Hours to complete: Approx 6-7 hours with some not so neat stitches involved.
First worn: Hmm, next SCA event is in two weeks time, but I'm hoping to hold onto this one to preview with my complete fencing garb, which won't be until the end of May (not including the obligatory dodgy selfie below).
Total cost:  Technically everything was already in my stash, so I didn't have to buy anything new. As an estimate though, I think it would have cost about €20 if I'd bought everything new.

Wednesday, 9 April 2014

Getting Organised

I had one of those wonderful moments tonight where the crafting supplies I needed for the crafting I intended to do were right where I left them. Organised, I am not. Not half as much as I'd like anyway.

That said, I've just decided to participate in the Historical Sew Fortnightly challenge. This is only a competition in the sense that everyone wins, because it's a sew along with the goal to increase your historically inspired wardrobe at the end of it. I had been avoiding the challenge previously, as I thought it'd add too much extra work into my already long sewing list, but a brief conversation with one of the organisers on their facebook page and I realised the idea was to manipulate my list into the challenges, not to cause myself extra grief!

I'm jumping in at challenge #7: Tops & Toes, though with only a week to go, I don't entirely expect to get this one finished by the deadline, but I do need a new hat, so it's good to get started. Getting started involed making wool felt this evening, because while I'm willing to cheat and buy my buckram stiffening, there's nothing quite like your own hand fulled felt to make a hat with.
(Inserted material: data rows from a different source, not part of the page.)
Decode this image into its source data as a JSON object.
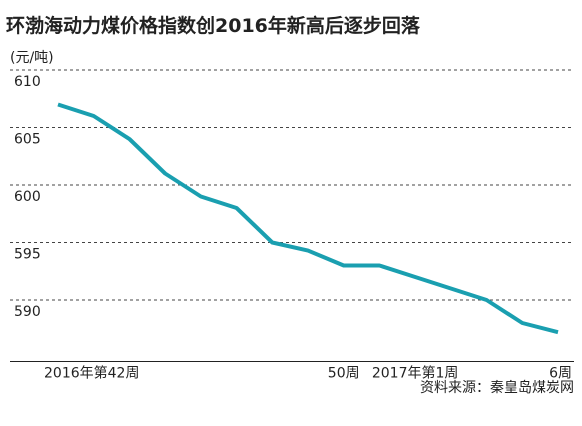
{
  "chart_data": {
    "type": "line",
    "title": "环渤海动力煤价格指数创2016年新高后逐步回落",
    "y_label": "(元/吨)",
    "source": "资料来源：秦皇岛煤炭网",
    "categories": [
      "2016年第42周",
      null,
      null,
      null,
      null,
      null,
      null,
      null,
      "50周",
      null,
      "2017年第1周",
      null,
      null,
      null,
      "6周"
    ],
    "series": [
      {
        "name": "环渤海动力煤价格指数",
        "color": "#1a9fb0",
        "values": [
          607,
          606,
          604,
          601,
          599,
          598,
          595,
          594.3,
          593,
          593,
          592,
          591,
          590,
          588,
          587.2
        ]
      }
    ],
    "ylim": [
      585,
      610
    ],
    "yticks": [
      590,
      595,
      600,
      605,
      610
    ],
    "grid": true
  }
}
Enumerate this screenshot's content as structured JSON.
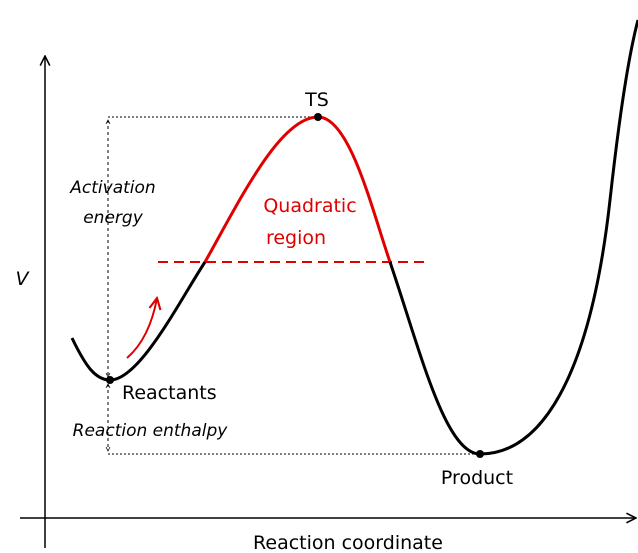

And challenge #8: UFOs & PHDs, that's UnFinished Objects and Project Half Done, has me digging out my silk stockings to finish sewing them up, so this challenge has already been worth it... provided I get them finished of course.

Tuesday, 1 April 2014

Accessorising the Accessories

I gave into an impulse to pick up some gold jump rings last week and got a project done that's been a year waiting!

When competing in the Realm of Venus Italian Renaissance Costume Competition two years ago, the very competition that started this blog!, I made a little embroidered flag fan as one of my accessories. I love this little flag. It's bright and lovely, and actually functions both as a flag and a sun shade. But when it was out, it always had to be in my hands. I needed a chain.

I dedcided to make up some rosebud chain maille as the focal point of my chain. It's a very simple technique that looks quiet elegant, and it easy to put together, so I've taken some pictures to show just how it's done.

For my rosebud jump rings, I used 8mm rings, prepurchased, so I'm not entirely sure of the guage of the wire. For each bud you'll need three rings, two of which are opened, and one which remains closed. It's easier if all the rings which need to be opened are opened before you begin.

Take one ring and slip it through the closed ring. Close the open ring. The third ring needs to go through both rings, then close it up. Lay the rings down together, and they all fall into a lovely little circle that ressembles a rosebud.
The only thing left to decide is how to join them together. I wasn't sure, so I experimented with a few looks. The top pair of rosebuds are joined by two 6mm rings, the next set by two 8mm rings and the bottom pair by three sets of 6mm pairs. The bottom style won out and I got to making. It all, the chain took about 100 8mm rings (allowing for the few inevitable escapies) and about 2/3's of a pack of 6mm rings.

The finished chain allows the fan to hang from my waist to about knee length, and is long enough that I can easily fan myself without pulling the chain taut. It's a little too short to be a sun shade without being detached, but it gives plenty of scope for playing with it, all the better to show off the bling.